Fairness is the key issue for Australia’s Superannuation system, says Dianne Day, client director at Independent Trustee Services. Questions being asked about the system include whether the government obtains value for money by providing tax relief for its members and what the purpose of superannuation is. Limiting tax breaks for higher income earners to create a more equitable structure is meanwhile a key concern of the Australian government, much like in the UK, says Day.
South Africa is examining the failures that have come about due to the transition from DB to DC schemes, and how to improve retirement outcomes by ensuring enough money is paid in to pension pots, as well as the fair treatment of consumers, says Kobus Hanekom, head of strategy, governance and compliance at Simeka Consultants and Actuaries.
Similarly in the US, there is a concern about making sure enough capital is accumulated to support individuals through their retirement, and the state is grappling with how to encourage people to do this, says Steve Charlton, defined contribution proposition manager for Europe at Vanguard Asset Management.
Meanwhile in Ireland, since scheme members have had the drawdown option for longer than they have in the UK, tailoring lifestyle strategies according to individual needs has become the main area of focus, according to Jerry Moriarty, vice chair of PensionsEurope.
Is 8% enough?
In the UK, debate has begun to centre around whether a minimum contribution of 8% through auto enrolment is an adequate level of saving to generate a decent retirement income. Asked whether the panel thought this was enough, Day responds: “there is a danger of not seizing the opportunity and going hard early; soft compulsion creates a danger of giving the message 8% is enough.” In turn, this takes the sense of ownership and responsibility out of an individual’s hands. It is therefore important to encourage additional voluntary contributions, says Day.
“If you tell people 8% is the right number, then 8% is what they’ll pay.”
Charlton agrees that setting a minimum contribution rate of 8% could lead to a degree of complacency. “If you tell people 8% is the right number, then 8% is what they’ll pay.”
There is also a question as to what level is deemed adequate under a range of different salaries, says Charlton. The further an individual moves away from what may be regarded as a modest salary, a gap emerges between their definition of adequacy and what is provided through the state, he adds.
Irish employers are becoming ‘quite generous’ in response to the issue of adequacy, because they do not necessarily want employees to continue working but recognise they might do so if their retirement pot is not sufficient, says Moriarty.
In South Africa, most corporates seek a fresh flow of talent and can compel employees to retire at 60, though it is not compulsory to buy an annuity, says Hanekom. In reality, the average retirement age is 63—though that has dropped down from 65—as people do not save enough, he adds.

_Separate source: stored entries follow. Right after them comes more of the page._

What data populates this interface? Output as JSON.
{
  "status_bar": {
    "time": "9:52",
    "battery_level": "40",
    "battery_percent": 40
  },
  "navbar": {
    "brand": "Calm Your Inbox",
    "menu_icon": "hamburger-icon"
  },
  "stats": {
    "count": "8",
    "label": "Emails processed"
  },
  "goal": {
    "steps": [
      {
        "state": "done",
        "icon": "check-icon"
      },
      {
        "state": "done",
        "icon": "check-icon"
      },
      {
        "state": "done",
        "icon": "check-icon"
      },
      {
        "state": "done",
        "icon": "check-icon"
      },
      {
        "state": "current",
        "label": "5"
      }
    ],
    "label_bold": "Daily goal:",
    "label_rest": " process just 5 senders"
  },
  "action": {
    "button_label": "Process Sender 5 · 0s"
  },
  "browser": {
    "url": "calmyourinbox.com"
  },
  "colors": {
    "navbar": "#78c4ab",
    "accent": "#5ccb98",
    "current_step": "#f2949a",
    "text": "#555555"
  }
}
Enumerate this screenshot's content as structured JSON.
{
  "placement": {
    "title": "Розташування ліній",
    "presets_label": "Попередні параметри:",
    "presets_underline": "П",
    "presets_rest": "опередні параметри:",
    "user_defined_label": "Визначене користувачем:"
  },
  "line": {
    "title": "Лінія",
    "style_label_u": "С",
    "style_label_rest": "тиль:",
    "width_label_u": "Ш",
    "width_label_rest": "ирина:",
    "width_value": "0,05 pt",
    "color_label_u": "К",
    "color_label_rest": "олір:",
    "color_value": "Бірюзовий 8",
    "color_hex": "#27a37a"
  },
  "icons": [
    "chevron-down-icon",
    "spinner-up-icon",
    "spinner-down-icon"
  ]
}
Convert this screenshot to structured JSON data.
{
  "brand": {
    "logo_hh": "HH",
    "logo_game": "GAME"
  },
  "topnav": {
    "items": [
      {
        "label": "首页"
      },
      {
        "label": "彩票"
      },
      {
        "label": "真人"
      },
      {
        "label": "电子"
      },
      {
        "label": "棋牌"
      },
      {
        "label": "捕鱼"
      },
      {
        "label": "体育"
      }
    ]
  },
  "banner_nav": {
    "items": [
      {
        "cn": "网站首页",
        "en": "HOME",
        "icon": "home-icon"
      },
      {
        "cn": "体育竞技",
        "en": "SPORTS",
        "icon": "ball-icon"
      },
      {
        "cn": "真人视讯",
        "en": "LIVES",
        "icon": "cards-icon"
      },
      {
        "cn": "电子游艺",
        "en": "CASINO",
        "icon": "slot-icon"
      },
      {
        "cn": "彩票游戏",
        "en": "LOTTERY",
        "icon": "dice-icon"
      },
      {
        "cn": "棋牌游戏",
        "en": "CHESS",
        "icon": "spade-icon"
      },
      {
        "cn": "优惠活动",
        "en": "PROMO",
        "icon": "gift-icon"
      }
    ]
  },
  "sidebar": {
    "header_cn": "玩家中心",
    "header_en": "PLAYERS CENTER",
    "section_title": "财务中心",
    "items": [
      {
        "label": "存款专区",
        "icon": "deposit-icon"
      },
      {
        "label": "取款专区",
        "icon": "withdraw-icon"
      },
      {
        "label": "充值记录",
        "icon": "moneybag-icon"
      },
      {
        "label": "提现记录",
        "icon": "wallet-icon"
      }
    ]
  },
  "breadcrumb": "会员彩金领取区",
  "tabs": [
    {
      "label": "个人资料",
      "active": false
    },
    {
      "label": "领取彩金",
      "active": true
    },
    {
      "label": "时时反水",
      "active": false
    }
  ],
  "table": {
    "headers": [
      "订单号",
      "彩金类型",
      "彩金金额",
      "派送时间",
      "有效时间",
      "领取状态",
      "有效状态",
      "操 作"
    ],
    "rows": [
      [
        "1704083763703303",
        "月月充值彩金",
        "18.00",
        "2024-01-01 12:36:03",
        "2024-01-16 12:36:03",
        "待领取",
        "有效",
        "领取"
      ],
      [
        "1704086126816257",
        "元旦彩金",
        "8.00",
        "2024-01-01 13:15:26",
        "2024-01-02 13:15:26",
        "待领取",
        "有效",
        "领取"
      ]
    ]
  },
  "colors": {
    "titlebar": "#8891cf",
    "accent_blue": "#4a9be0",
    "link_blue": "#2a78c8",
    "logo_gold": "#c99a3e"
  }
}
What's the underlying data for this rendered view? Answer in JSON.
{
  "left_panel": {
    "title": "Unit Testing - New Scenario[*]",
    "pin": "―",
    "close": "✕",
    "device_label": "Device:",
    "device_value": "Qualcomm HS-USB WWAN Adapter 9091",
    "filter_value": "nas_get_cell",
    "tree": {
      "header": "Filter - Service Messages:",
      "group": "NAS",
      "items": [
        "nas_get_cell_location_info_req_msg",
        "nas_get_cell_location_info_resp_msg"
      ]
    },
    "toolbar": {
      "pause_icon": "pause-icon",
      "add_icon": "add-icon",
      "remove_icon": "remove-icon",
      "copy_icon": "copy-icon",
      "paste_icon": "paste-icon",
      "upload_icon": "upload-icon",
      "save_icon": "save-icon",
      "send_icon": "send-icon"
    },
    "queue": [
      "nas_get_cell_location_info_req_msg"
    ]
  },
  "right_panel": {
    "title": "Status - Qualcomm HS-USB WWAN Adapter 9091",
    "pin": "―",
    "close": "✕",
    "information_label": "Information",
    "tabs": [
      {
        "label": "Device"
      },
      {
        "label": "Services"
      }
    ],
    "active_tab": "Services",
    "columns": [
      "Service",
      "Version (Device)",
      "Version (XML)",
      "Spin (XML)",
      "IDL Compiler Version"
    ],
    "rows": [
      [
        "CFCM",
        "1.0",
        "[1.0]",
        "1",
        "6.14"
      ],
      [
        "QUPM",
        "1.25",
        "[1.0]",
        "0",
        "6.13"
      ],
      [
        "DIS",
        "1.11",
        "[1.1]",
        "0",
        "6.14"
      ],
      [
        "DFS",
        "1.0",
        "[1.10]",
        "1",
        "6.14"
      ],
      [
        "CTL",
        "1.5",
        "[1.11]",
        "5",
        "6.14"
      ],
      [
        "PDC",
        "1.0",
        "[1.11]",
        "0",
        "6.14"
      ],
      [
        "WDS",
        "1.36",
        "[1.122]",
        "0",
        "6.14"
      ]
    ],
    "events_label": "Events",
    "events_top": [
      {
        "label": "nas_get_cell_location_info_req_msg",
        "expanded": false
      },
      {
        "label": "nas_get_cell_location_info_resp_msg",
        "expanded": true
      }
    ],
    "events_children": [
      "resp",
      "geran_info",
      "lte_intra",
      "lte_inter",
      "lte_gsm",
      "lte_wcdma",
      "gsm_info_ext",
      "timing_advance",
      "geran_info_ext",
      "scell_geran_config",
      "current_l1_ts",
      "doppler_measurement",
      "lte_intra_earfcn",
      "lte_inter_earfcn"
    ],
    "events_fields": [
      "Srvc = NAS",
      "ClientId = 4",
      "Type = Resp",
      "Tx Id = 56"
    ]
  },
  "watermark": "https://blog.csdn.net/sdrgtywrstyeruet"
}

In anticipation of this challenge, the US sees services provided to help individuals build the right portfolio and income stream for them, with some of these services being delivered face-to-face, and a newer trend emerging towards robo-based advice, according to Charlton.
Australia’s Superannuation System meanwhile includes an email alert that informs individuals as to the status of their retirement savings and where they are on that journey, helping to create awareness and a sense of ownership, Day, who uses the system herself, tells the audience.